At 4 hours, the percent inhibition of platelet function as assessed by the platelet reactivity index was lower than before dosage of bentracimab (P < .0001), as well as at all time intervals up to 24 hours (P < .0001 for all time points), according to the researchers.

“There is a significant reversal of the antiplatelet effects from ticagrelor by bentracimab,” Bhatt told Healio. “The benefits on platelet function kick in very quickly, by 5 to 10 minutes, and are sustained. The primary platelet endpoint was very easily met.”

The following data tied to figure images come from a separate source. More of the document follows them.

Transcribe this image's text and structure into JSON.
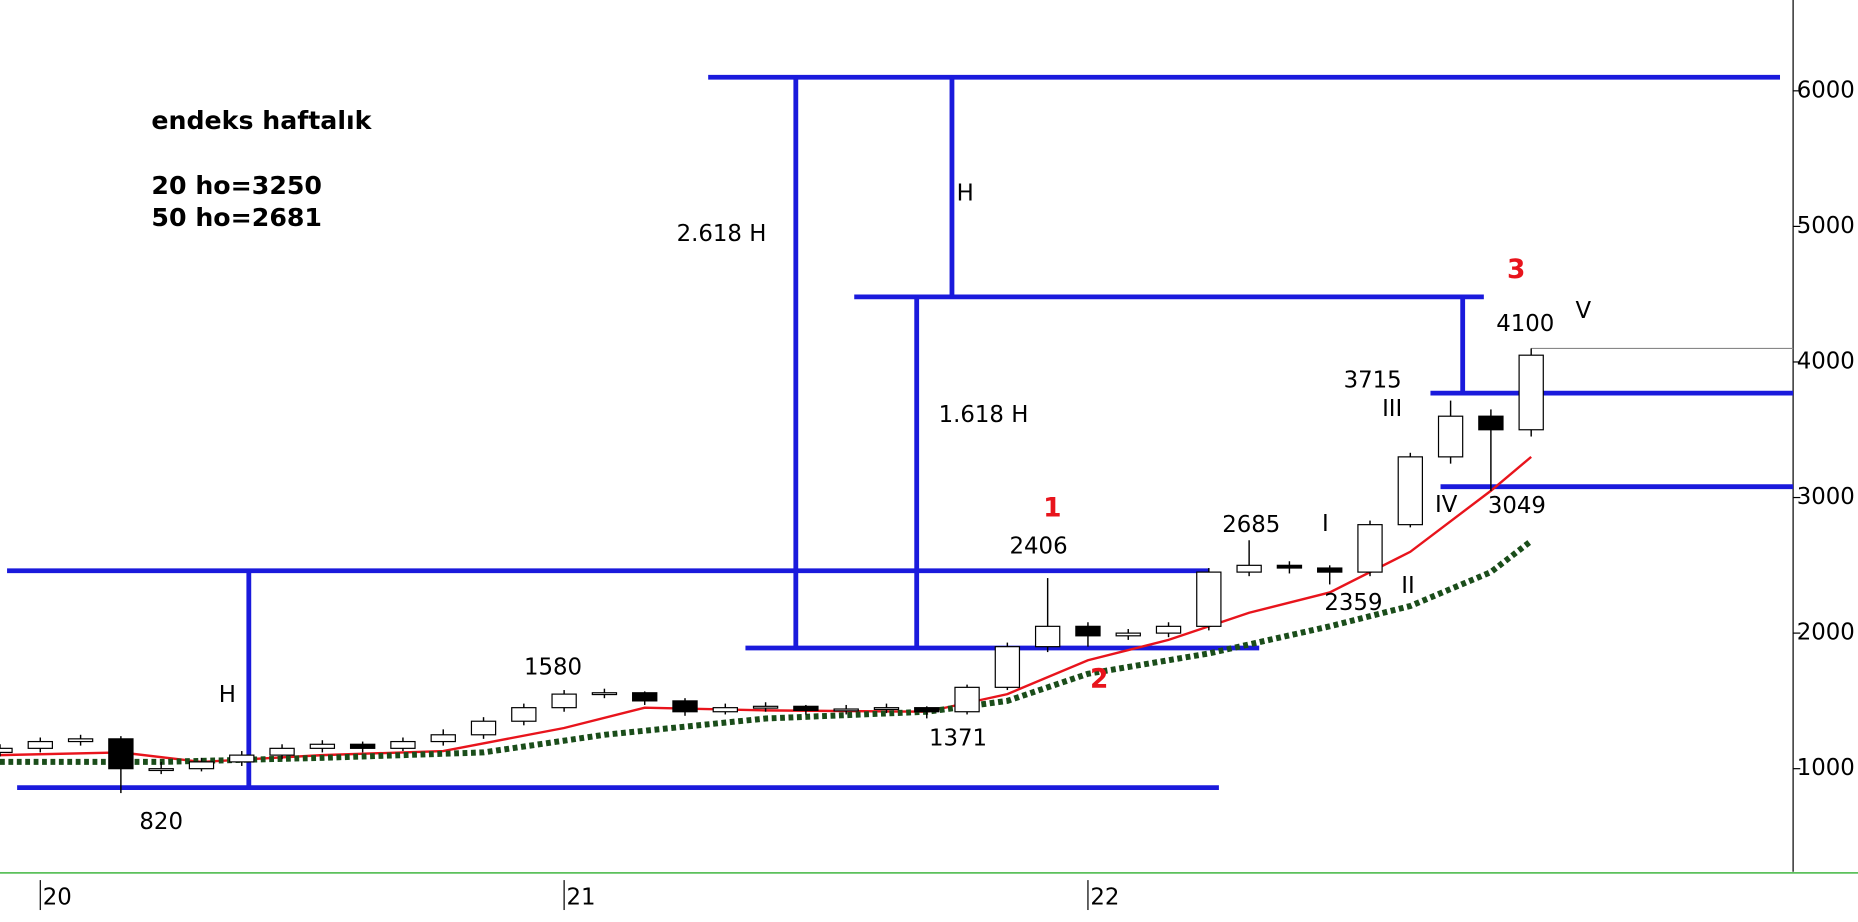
{
  "chart_data": {
    "type": "candlestick",
    "title": "endeks haftalık",
    "subtitle": [
      "20 ho=3250",
      "50 ho=2681"
    ],
    "x": [
      -4,
      0,
      4,
      8,
      12,
      16,
      20,
      24,
      28,
      32,
      36,
      40,
      44,
      48,
      52,
      56,
      60,
      64,
      68,
      72,
      76,
      80,
      84,
      88,
      92,
      96,
      100,
      104,
      108,
      112,
      116,
      120,
      124,
      128,
      132,
      136,
      140,
      144,
      148
    ],
    "open": [
      1120,
      1150,
      1200,
      1220,
      1000,
      1000,
      1050,
      1100,
      1150,
      1180,
      1150,
      1200,
      1250,
      1350,
      1450,
      1550,
      1560,
      1500,
      1420,
      1450,
      1460,
      1430,
      1440,
      1450,
      1420,
      1600,
      1900,
      2050,
      1980,
      2000,
      2050,
      2450,
      2500,
      2480,
      2450,
      2800,
      3300,
      3600,
      3500
    ],
    "high": [
      1180,
      1230,
      1250,
      1240,
      1050,
      1080,
      1130,
      1180,
      1210,
      1200,
      1230,
      1290,
      1380,
      1480,
      1580,
      1590,
      1570,
      1520,
      1480,
      1490,
      1470,
      1470,
      1480,
      1460,
      1620,
      1930,
      2406,
      2080,
      2030,
      2080,
      2480,
      2685,
      2530,
      2500,
      2830,
      3330,
      3715,
      3650,
      4100
    ],
    "low": [
      1090,
      1120,
      1170,
      820,
      960,
      980,
      1020,
      1070,
      1120,
      1120,
      1130,
      1170,
      1220,
      1320,
      1420,
      1520,
      1470,
      1390,
      1400,
      1420,
      1400,
      1400,
      1410,
      1371,
      1400,
      1580,
      1860,
      1900,
      1950,
      1970,
      2020,
      2420,
      2440,
      2359,
      2420,
      2780,
      3250,
      3049,
      3450
    ],
    "close": [
      1150,
      1200,
      1220,
      1000,
      1000,
      1050,
      1100,
      1150,
      1180,
      1150,
      1200,
      1250,
      1350,
      1450,
      1550,
      1560,
      1500,
      1420,
      1450,
      1460,
      1430,
      1440,
      1450,
      1420,
      1600,
      1900,
      2050,
      1980,
      2000,
      2050,
      2450,
      2500,
      2480,
      2450,
      2800,
      3300,
      3600,
      3500,
      4050
    ],
    "averages": [
      {
        "color": "#e8141c",
        "x": [
          -4,
          8,
          16,
          28,
          40,
          52,
          60,
          72,
          88,
          96,
          104,
          112,
          120,
          128,
          136,
          144,
          148
        ],
        "values": [
          1100,
          1120,
          1050,
          1100,
          1130,
          1300,
          1450,
          1430,
          1420,
          1550,
          1800,
          1950,
          2150,
          2300,
          2600,
          3050,
          3300
        ]
      },
      {
        "color": "#1a4d1a",
        "dashed": true,
        "x": [
          -4,
          12,
          28,
          44,
          56,
          72,
          88,
          96,
          104,
          116,
          128,
          136,
          144,
          148
        ],
        "values": [
          1050,
          1050,
          1080,
          1120,
          1250,
          1370,
          1420,
          1500,
          1700,
          1850,
          2050,
          2200,
          2450,
          2680
        ]
      }
    ],
    "levels": [
      {
        "value": 6100,
        "x": [
          66.3,
          172.7
        ]
      },
      {
        "value": 4480,
        "x": [
          80.8,
          143.3
        ]
      },
      {
        "value": 3770,
        "x": [
          138,
          174
        ]
      },
      {
        "value": 3080,
        "x": [
          139,
          174
        ]
      },
      {
        "value": 2460,
        "x": [
          -3.3,
          116
        ]
      },
      {
        "value": 1890,
        "x": [
          70,
          121
        ]
      },
      {
        "value": 860,
        "x": [
          -2.3,
          117
        ]
      }
    ],
    "verticals": [
      {
        "x": 20.7,
        "values": [
          2460,
          860
        ]
      },
      {
        "x": 75,
        "values": [
          6100,
          1890
        ]
      },
      {
        "x": 87,
        "values": [
          4480,
          1890
        ]
      },
      {
        "x": 90.5,
        "values": [
          6100,
          4480
        ]
      },
      {
        "x": 141.2,
        "values": [
          4480,
          3770
        ]
      }
    ],
    "last_price": {
      "value": 4100,
      "x": [
        148,
        174
      ]
    },
    "annotations": [
      "2.618 H",
      "H",
      "H",
      "1.618 H",
      "1",
      "2",
      "3",
      "2406",
      "1580",
      "820",
      "1371",
      "2685",
      "I",
      "2359",
      "II",
      "3715",
      "III",
      "IV",
      "3049",
      "4100",
      "V"
    ],
    "xlim": [
      -4,
      174
    ],
    "xticks": [
      {
        "value": 0,
        "label": "20"
      },
      {
        "value": 52,
        "label": "21"
      },
      {
        "value": 104,
        "label": "22"
      }
    ],
    "ylim": [
      240,
      6670
    ],
    "yticks": [
      1000,
      2000,
      3000,
      4000,
      5000,
      6000
    ]
  }
}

In the surgical cohort, among 113 with adjudicated hemostasis, 66.4% achieved the Global Use of Strategies to Open Occluded Coronary Arteries (GUSTO) mild criteria and 33.6% achieved the GUSTO moderate criteria at 24 hours. Among 135 surgical patients with investigator-reported hemostasis, 77.5% were normal or had mildly abnormal bleeding, 17.6% had moderately abnormal bleeding and 4.93% had severely abnormal or unknown bleeding at 24 hours, according to the researchers. In addition, 39.04% had blood transfusions, 13.4% had platelet transfusions and 2.8% died.

Among the surgical cohort, 74% restarted P2Y12 inhibition at a median of 2 days.

In the bleeding cohort, among those with adjudicated hemostasis, 66.7% achieved excellent hemostasis, 11.1% achieved good hemostasis, 11.1% achieved poor hemostasis and 11.1% had hemostasis that was unable to be determined. In addition, 62.5% had a blood transfusion, 25% had a platelet transfusion and none died. P2Y12 inhibition was restarted in 62.5% of patients at a median of 5 days.

The reversal and hemostasis results were consistent by patient population (surgical vs. bleeding), sex, age, race, region, renal function, MI, diabetes, hypertension, CYP3A inhibitor and time from last ticagrelor.

There was no platelet rebound activity as measured by P-selectin and by mean platelet volume at 72 hours.

Eight patients had thrombotic events, none of which were related to bentracimab.

“A theoretical concern is that we’re reversing the effect of ticagrelor — is there a risk of overshooting the mark and causing a prothrombotic state?” Bhatt told Healio. “The monoclonal antibody is getting rid of the ticagrelor, so it should return a person to whatever their thrombotic risk is without ticagrelor, not more than that. There was no hint of any sort of thrombotic rebound. For adjudicated thrombotic events, in this high-risk population, there were a lot of thrombotic and ischemic events occurring, but the adjudicators thought that none of them were due to bentracimab.”

Bhatt said the study is in press at NEJM Evidence, a digital journal launching in January.

“This looks like a promising option for ticagrelor reversal,” Bhatt told Healio. “We will be discussing the data with the FDA once the data are in the public domain.”